When I look out the window in my room I see the playground where I played as a child. We’ve lived here forever, just like Nico, who lives directly across the courtyard from us, on the same floor. I learned how to walk and how to ride a bike on the pavement in front of our place. Once I roller skated on the sandy path that leads from the playground out to the street where Jameelah lives. Jameelah was coming the other way, also on roller skates, the same kind as mine, only in red. I traded her my blue left skate for her red left skate and we roller skated until the ball bearings were clogged with sand. Then we climbed the old oak trees and tied pieces of yarn onto the branches. One oak belonged to each of us. Actually, no, that’s not true, Amir’s tree was the one linden tree right in the middle of the oaks. Nico was allowed to climb in my tree and I was allowed to climb in Jameelah’s, but nobody was allowed up Amir’s linden tree except Amir. The trees all had names but we all forgot them except for Amir. I haven’t climbed my tree for ages but Amir says the yarn is still hanging from his. Over the years the bark has grown over the yarn, but the ends of the strands are still visible, which is proof that we didn’t just dream the whole thing up, at least that’s what Amir says.

When I go to Jameelah’s I always cross the playground. The playground’s pretty big and right in the middle of it is a huge sandbox. Somebody drew an invisible line through the middle of the playground and the German and Russian kids never go on the slide and the Arab and Bosnian kids never go on the swings. Back when Jameelah and I roller skated around the playground there wasn’t yet an invisible line.

Amir lives in the same building as Jameelah, right behind the playground, down the path and out to the side of the building that faces the street. In front of the door to the building I see Dragan standing around. He’s smoking. Well, actually, smoking doesn’t really describe it. He’s sucking on his cigarette like he’s trying to hurt it, and every now and then he spits violently on the pavement with a loud splat. A dark pool of spit has formed at his feet. The name Dragan says it all. It sounds evil, like dragon or Dracula. I mean, there’s a lot of Serbs named Dragan but maybe Tarik is right, maybe all Serbs are evil, I have no idea, but this one is for sure. I slink toward the door to the building, trying not to draw attention. I push the doorbell for Amir’s apartment.

You, says Dragan but I don’t acknowledge him, man, why doesn’t the stupid door buzz open.

Turn around when I’m talking to you, girl.

What is it, I say.

Dragan flicks the butt of his finished cigarette into the pool of spit and it sizzles as it sinks in and he smiles and spits again. I feel sick. And Jasna is in love with this guy, disgusting.

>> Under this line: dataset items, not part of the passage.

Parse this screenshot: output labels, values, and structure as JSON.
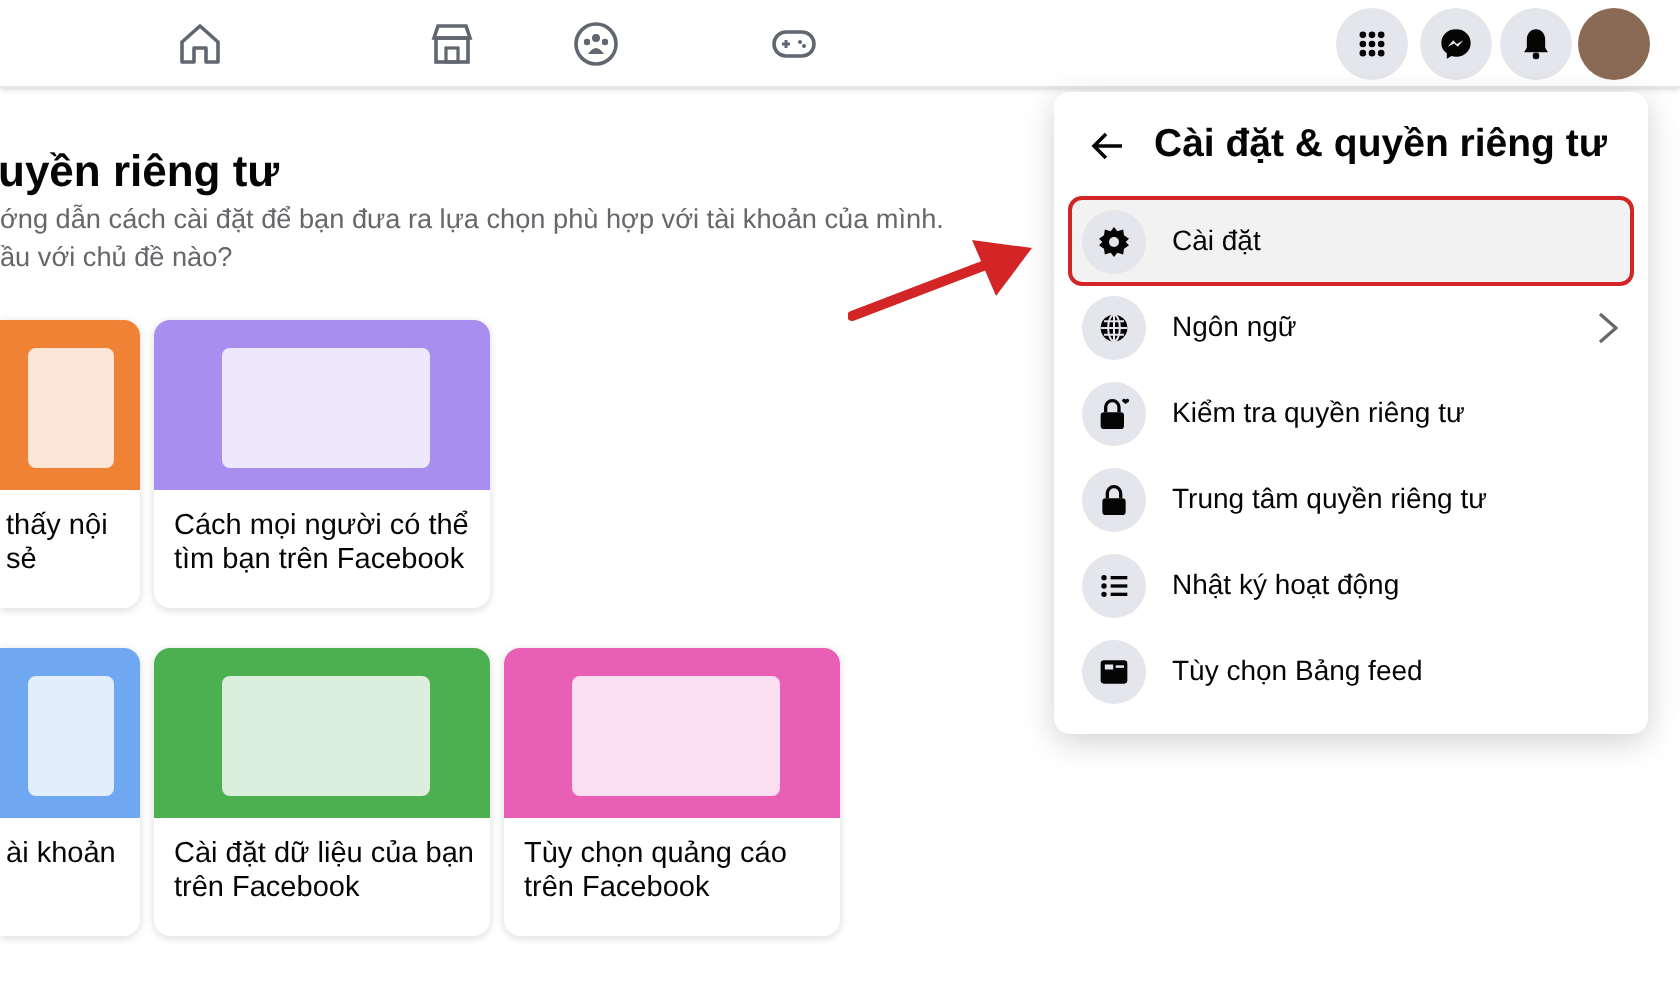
{
  "top_nav": {
    "tabs": [
      {
        "selected": false
      },
      {
        "selected": false
      },
      {
        "selected": false
      },
      {
        "selected": false
      }
    ]
  },
  "page": {
    "heading": "uyền riêng tư",
    "intro_lines": [
      "ớng dẫn cách cài đặt để bạn đưa ra lựa chọn phù hợp với tài khoản của mình.",
      "ầu với chủ đề nào?"
    ],
    "cards": [
      {
        "title_lines": [
          "thấy nội",
          "sẻ"
        ],
        "color": "#f08236"
      },
      {
        "title_lines": [
          "Cách mọi người có thể",
          "tìm bạn trên Facebook"
        ],
        "color": "#a98ef0"
      },
      {
        "title_lines": [
          "ài khoản"
        ],
        "color": "#6fa8f0"
      },
      {
        "title_lines": [
          "Cài đặt dữ liệu của bạn",
          "trên Facebook"
        ],
        "color": "#4caf50"
      },
      {
        "title_lines": [
          "Tùy chọn quảng cáo",
          "trên Facebook"
        ],
        "color": "#e95fb6"
      }
    ]
  },
  "menu": {
    "title": "Cài đặt & quyền riêng tư",
    "items": [
      {
        "label": "Cài đặt",
        "selected": true,
        "submenu": false
      },
      {
        "label": "Ngôn ngữ",
        "selected": false,
        "submenu": true
      },
      {
        "label": "Kiểm tra quyền riêng tư",
        "selected": false,
        "submenu": false
      },
      {
        "label": "Trung tâm quyền riêng tư",
        "selected": false,
        "submenu": false
      },
      {
        "label": "Nhật ký hoạt động",
        "selected": false,
        "submenu": false
      },
      {
        "label": "Tùy chọn Bảng feed",
        "selected": false,
        "submenu": false
      }
    ]
  }
}
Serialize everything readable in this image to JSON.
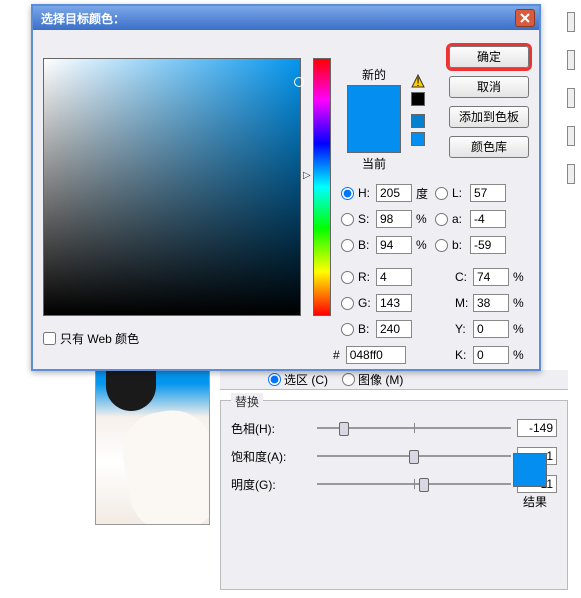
{
  "dialog": {
    "title": "选择目标颜色：",
    "new_label": "新的",
    "current_label": "当前",
    "buttons": {
      "ok": "确定",
      "cancel": "取消",
      "add_swatches": "添加到色板",
      "libraries": "颜色库"
    },
    "hsb": {
      "h": "H:",
      "s": "S:",
      "b": "B:",
      "h_val": "205",
      "s_val": "98",
      "b_val": "94",
      "deg": "度",
      "pct": "%"
    },
    "lab": {
      "l": "L:",
      "a": "a:",
      "b": "b:",
      "l_val": "57",
      "a_val": "-4",
      "b_val": "-59"
    },
    "rgb": {
      "r": "R:",
      "g": "G:",
      "b": "B:",
      "r_val": "4",
      "g_val": "143",
      "b_val": "240"
    },
    "cmyk": {
      "c": "C:",
      "m": "M:",
      "y": "Y:",
      "k": "K:",
      "c_val": "74",
      "m_val": "38",
      "y_val": "0",
      "k_val": "0",
      "pct": "%"
    },
    "hex_label": "#",
    "hex_val": "048ff0",
    "web_only": "只有 Web 颜色"
  },
  "lower": {
    "selection": "选区 (C)",
    "image": "图像 (M)",
    "group": "替换",
    "hue": "色相(H):",
    "sat": "饱和度(A):",
    "light": "明度(G):",
    "hue_val": "-149",
    "sat_val": "-1",
    "light_val": "+11",
    "result": "结果"
  },
  "colors": {
    "swatch": "#048ff0"
  }
}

Are you going up to Amir and Tarik’s place, he asks.

I nod.

Tell Jasna that I’ll wait down here for her no matter how long it takes, I’ll wait for her.

How romantic, I think as the door finally buzzes open.

The door to Amir’s apartment is open and inside it smells like coffee and dirty nappies, just like it always does.

Hello, I call wondering whether I should take off my shoes. In the entry hall is a folding drying rack hung with men’s underwear that must be Tarik’s.

Hello, I say again then I walk into the living room and find Tarik and his mother sitting there. She never says guten Tag, she just nods and smiles. Maybe because she can’t speak a word of German, seriously not a single word. Jameelah says you can’t even borrow an onion or an egg from her because she doesn’t know the words onion and egg.